Though Kevin was eight years older, we had a lot in common. We’d gone to the same junior high and high school. Not only had we both competed in FPS, we’d also had the same coach, a vegan with a Chihuahua named Atilla. Kevin was an FPS legend because his team had won first place at the international conference in 1990, when he was in the eighth grade. The closest I’d ever come to winning was top ten.
Now we were no longer imagining the future and its problems. We were in the thick of them.

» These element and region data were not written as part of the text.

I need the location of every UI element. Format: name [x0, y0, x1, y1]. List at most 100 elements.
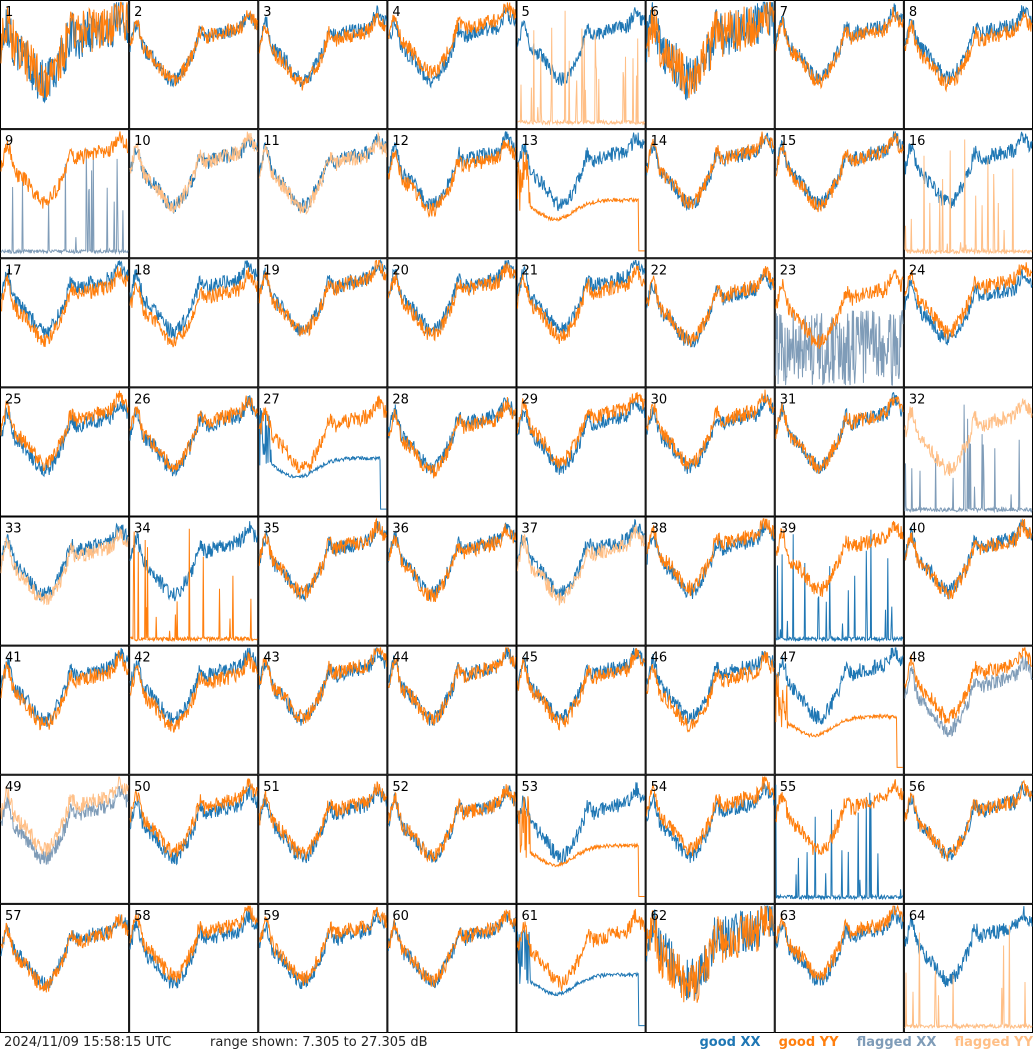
series-yy-32 [904, 398, 1033, 477]
series-yy-29 [517, 392, 646, 469]
panel-label: 27 [263, 392, 280, 407]
series-xx-16 [904, 131, 1033, 209]
panel-label: 61 [522, 909, 539, 924]
series-yy-33 [0, 528, 129, 606]
series-xx-32 [904, 404, 1033, 514]
panel-54: 54 [645, 774, 775, 904]
panel-51: 51 [258, 774, 388, 904]
panel-label: 17 [5, 263, 22, 278]
panel-label: 6 [651, 5, 659, 20]
series-yy-63 [775, 904, 904, 981]
panel-label: 39 [780, 522, 797, 537]
panel-label: 16 [909, 134, 926, 149]
panel-frame [258, 903, 388, 1033]
panel-label: 60 [392, 909, 409, 924]
series-yy-30 [646, 389, 775, 470]
panel-frame [258, 387, 388, 517]
panel-31: 31 [774, 387, 904, 517]
panel-label: 42 [134, 651, 151, 666]
series-xx-54 [646, 781, 775, 863]
series-yy-24 [904, 262, 1033, 340]
series-yy-8 [904, 11, 1033, 93]
series-xx-9 [0, 148, 129, 256]
panel-frame [645, 645, 775, 775]
series-xx-64 [904, 906, 1033, 988]
series-yy-28 [387, 396, 516, 479]
series-yy-49 [0, 776, 129, 857]
panel-label: 18 [134, 263, 151, 278]
series-yy-22 [646, 266, 775, 347]
series-yy-5 [517, 10, 646, 126]
panel-30: 30 [645, 387, 775, 517]
panel-22: 22 [645, 258, 775, 388]
series-yy-59 [259, 906, 387, 986]
panel-56: 56 [903, 774, 1033, 904]
panel-frame [774, 516, 904, 646]
panel-label: 24 [909, 263, 926, 278]
panel-label: 25 [5, 392, 22, 407]
series-yy-19 [258, 259, 387, 337]
panel-frame [516, 516, 646, 646]
series-xx-8 [904, 5, 1033, 84]
panel-label: 33 [5, 522, 22, 537]
panel-15: 15 [774, 129, 904, 259]
series-xx-46 [646, 650, 775, 724]
series-yy-13 [517, 151, 645, 252]
panel-label: 29 [522, 392, 539, 407]
panel-frame [129, 645, 259, 775]
panel-18: 18 [129, 258, 259, 388]
series-yy-11 [258, 131, 387, 215]
panel-27: 27 [258, 387, 388, 517]
panel-frame [0, 903, 130, 1033]
panel-label: 22 [651, 263, 668, 278]
series-yy-21 [517, 265, 646, 345]
legend-good-yy: good YY [778, 1035, 839, 1050]
panel-45: 45 [516, 645, 646, 775]
series-yy-3 [258, 12, 387, 91]
panel-label: 35 [263, 522, 280, 537]
series-xx-5 [517, 7, 646, 86]
panel-label: 32 [909, 392, 926, 407]
series-yy-1 [0, 1, 129, 98]
panel-frame [129, 387, 259, 517]
panel-3: 3 [258, 0, 388, 130]
series-yy-50 [129, 777, 258, 858]
panel-21: 21 [516, 258, 646, 388]
series-xx-47 [775, 647, 904, 725]
panel-label: 56 [909, 780, 926, 795]
series-yy-36 [387, 523, 516, 603]
series-yy-58 [129, 905, 258, 983]
series-xx-21 [517, 259, 646, 335]
series-xx-48 [904, 656, 1033, 738]
panel-44: 44 [387, 645, 517, 775]
series-yy-55 [775, 779, 904, 855]
panel-25: 25 [0, 387, 130, 517]
panel-19: 19 [258, 258, 388, 388]
panel-42: 42 [129, 645, 259, 775]
panel-40: 40 [903, 516, 1033, 646]
range-shown: range shown: 7.305 to 27.305 dB [210, 1035, 428, 1050]
series-yy-16 [904, 139, 1033, 256]
panel-label: 51 [263, 780, 280, 795]
panel-label: 59 [263, 909, 280, 924]
panel-label: 47 [780, 651, 797, 666]
panel-frame [0, 387, 130, 517]
panel-9: 9 [0, 129, 130, 259]
series-yy-18 [129, 267, 258, 348]
panel-36: 36 [387, 516, 517, 646]
series-yy-47 [775, 672, 903, 768]
panel-label: 41 [5, 651, 22, 666]
panel-frame [903, 903, 1033, 1033]
panel-label: 64 [909, 909, 926, 924]
panel-17: 17 [0, 258, 130, 388]
series-xx-25 [0, 401, 129, 478]
series-yy-34 [130, 528, 258, 643]
panel-label: 44 [392, 651, 409, 666]
series-xx-17 [0, 260, 129, 339]
series-xx-4 [387, 6, 516, 89]
timestamp: 2024/11/09 15:58:15 UTC [4, 1035, 172, 1050]
series-yy-39 [775, 520, 904, 597]
series-xx-36 [387, 522, 516, 601]
panel-29: 29 [516, 387, 646, 517]
panel-11: 11 [258, 129, 388, 259]
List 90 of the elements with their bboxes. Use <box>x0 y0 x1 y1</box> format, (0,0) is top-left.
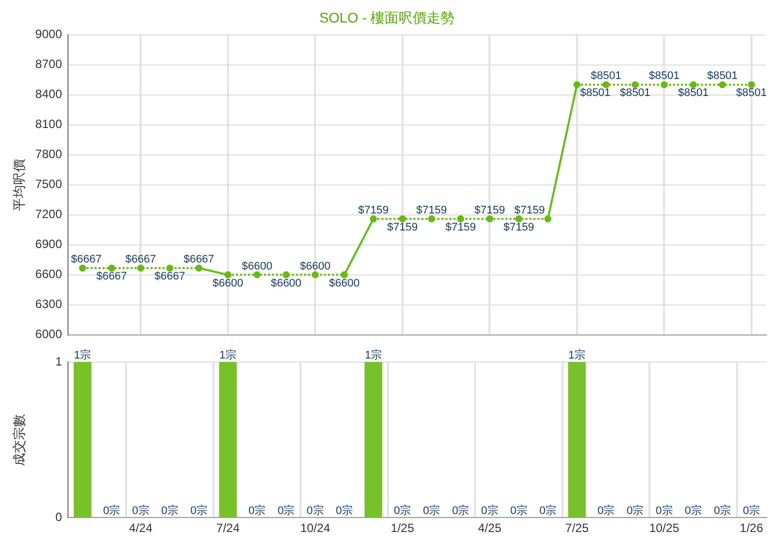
y-tick-label: 6600 <box>35 267 62 282</box>
data-label: $6600 <box>212 277 244 290</box>
y-tick-label: 8400 <box>35 87 62 102</box>
point <box>79 264 86 272</box>
data-label: $7159 <box>387 221 418 234</box>
chart-title: SOLO - 樓面呎價走勢 <box>319 9 455 26</box>
data-label: 0宗 <box>190 504 208 518</box>
point <box>457 215 464 222</box>
y-tick-label: 7500 <box>35 177 62 192</box>
y-axis-title: 平均呎價 <box>11 158 26 211</box>
data-label: $7159 <box>358 204 389 216</box>
y-tick-label: 0 <box>55 510 62 524</box>
y-tick-label: 7800 <box>35 147 62 162</box>
data-label: $8501 <box>736 87 767 100</box>
x-tick-label: 7/24 <box>216 521 240 536</box>
data-label: 1宗 <box>74 348 92 362</box>
data-label: 0宗 <box>161 504 178 518</box>
point <box>718 81 726 88</box>
data-label: 0宗 <box>684 504 702 518</box>
y-tick-label: 7200 <box>35 207 62 222</box>
x-tick-label: 4/25 <box>478 521 502 536</box>
point <box>340 271 348 278</box>
data-label: 0宗 <box>248 504 266 518</box>
data-label: $6600 <box>242 260 272 272</box>
data-label: 0宗 <box>422 504 440 518</box>
data-label: 0宗 <box>714 504 731 518</box>
data-label: $7159 <box>503 221 534 234</box>
data-label: 0宗 <box>510 504 528 518</box>
y-tick-label: 8100 <box>35 117 62 132</box>
point <box>370 215 377 222</box>
data-label: $8501 <box>620 87 650 100</box>
data-label: $6667 <box>125 254 156 266</box>
y-tick-label: 9000 <box>35 27 62 42</box>
data-label: 1宗 <box>568 348 586 362</box>
y-tick-label: 1 <box>55 354 62 368</box>
point <box>660 81 668 88</box>
data-label: 0宗 <box>103 504 120 518</box>
point <box>254 271 261 278</box>
data-label: $7159 <box>445 221 476 234</box>
point <box>398 215 406 222</box>
y-axis-title: 成交宗數 <box>11 414 26 466</box>
x-tick-label: 1/26 <box>740 521 764 536</box>
point <box>515 215 522 222</box>
data-label: 1宗 <box>219 348 237 362</box>
data-label: $6600 <box>300 260 331 272</box>
data-label: $7159 <box>474 204 506 216</box>
data-label: $8501 <box>648 70 680 82</box>
point <box>486 215 494 222</box>
y-tick-label: 6900 <box>35 237 62 252</box>
data-label: 0宗 <box>597 504 615 518</box>
data-label: $6667 <box>70 254 102 266</box>
x-tick-label: 10/25 <box>649 521 680 536</box>
data-label: $6667 <box>96 270 127 283</box>
data-label: 0宗 <box>539 504 556 518</box>
point <box>282 271 290 278</box>
data-label: $8501 <box>707 70 738 82</box>
data-label: $6667 <box>184 254 214 266</box>
data-label: 1宗 <box>364 348 382 362</box>
data-label: $8501 <box>678 87 709 100</box>
data-label: 0宗 <box>132 504 150 518</box>
data-label: 0宗 <box>656 504 673 518</box>
point <box>195 264 202 272</box>
point <box>428 215 436 222</box>
x-tick-label: 7/25 <box>565 521 589 536</box>
x-tick-label: 4/24 <box>129 521 153 536</box>
data-label: 0宗 <box>481 504 498 518</box>
y-tick-label: 8700 <box>35 57 62 72</box>
data-label: $8501 <box>580 87 611 100</box>
data-label: 0宗 <box>306 504 324 518</box>
point <box>137 264 144 272</box>
data-label: 0宗 <box>742 504 760 518</box>
data-label: 0宗 <box>336 504 353 518</box>
data-label: $6600 <box>328 277 360 290</box>
data-label: $8501 <box>590 70 622 82</box>
x-tick-label: 10/24 <box>300 521 331 536</box>
data-label: $6600 <box>270 277 302 290</box>
data-label: 0宗 <box>394 504 412 518</box>
data-label: 0宗 <box>452 504 470 518</box>
data-label: 0宗 <box>626 504 644 518</box>
y-tick-label: 6300 <box>35 297 62 312</box>
data-label: $6667 <box>154 270 186 283</box>
y-tick-label: 6000 <box>35 327 62 342</box>
point <box>224 271 232 278</box>
point <box>544 215 552 222</box>
data-label: 0宗 <box>278 504 295 518</box>
x-tick-label: 1/25 <box>390 521 414 536</box>
point <box>312 271 319 278</box>
data-label: $7159 <box>416 204 447 216</box>
point <box>573 81 580 88</box>
data-label: $7159 <box>514 204 545 216</box>
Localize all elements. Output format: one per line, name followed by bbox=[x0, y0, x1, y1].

Dad had a talking computer he could supposedly control with his eyes, but it more closely resembled the Speak & Spell we’d had as kids in the eighties than Siri and Alexa, who would debut a few years later. Danny had programmed the computer to say only dirty words and phrases. To move the cursor, Dad had to wear a reflective dot on his forehead, like a bindi, that fell off constantly. We mostly just depended on reading Dad’s lips and deflating his cuff so he could moan out a few words. Even though breathing wasn’t a problem with his respirator, the rest of Dad’s symptoms progressed rapidly.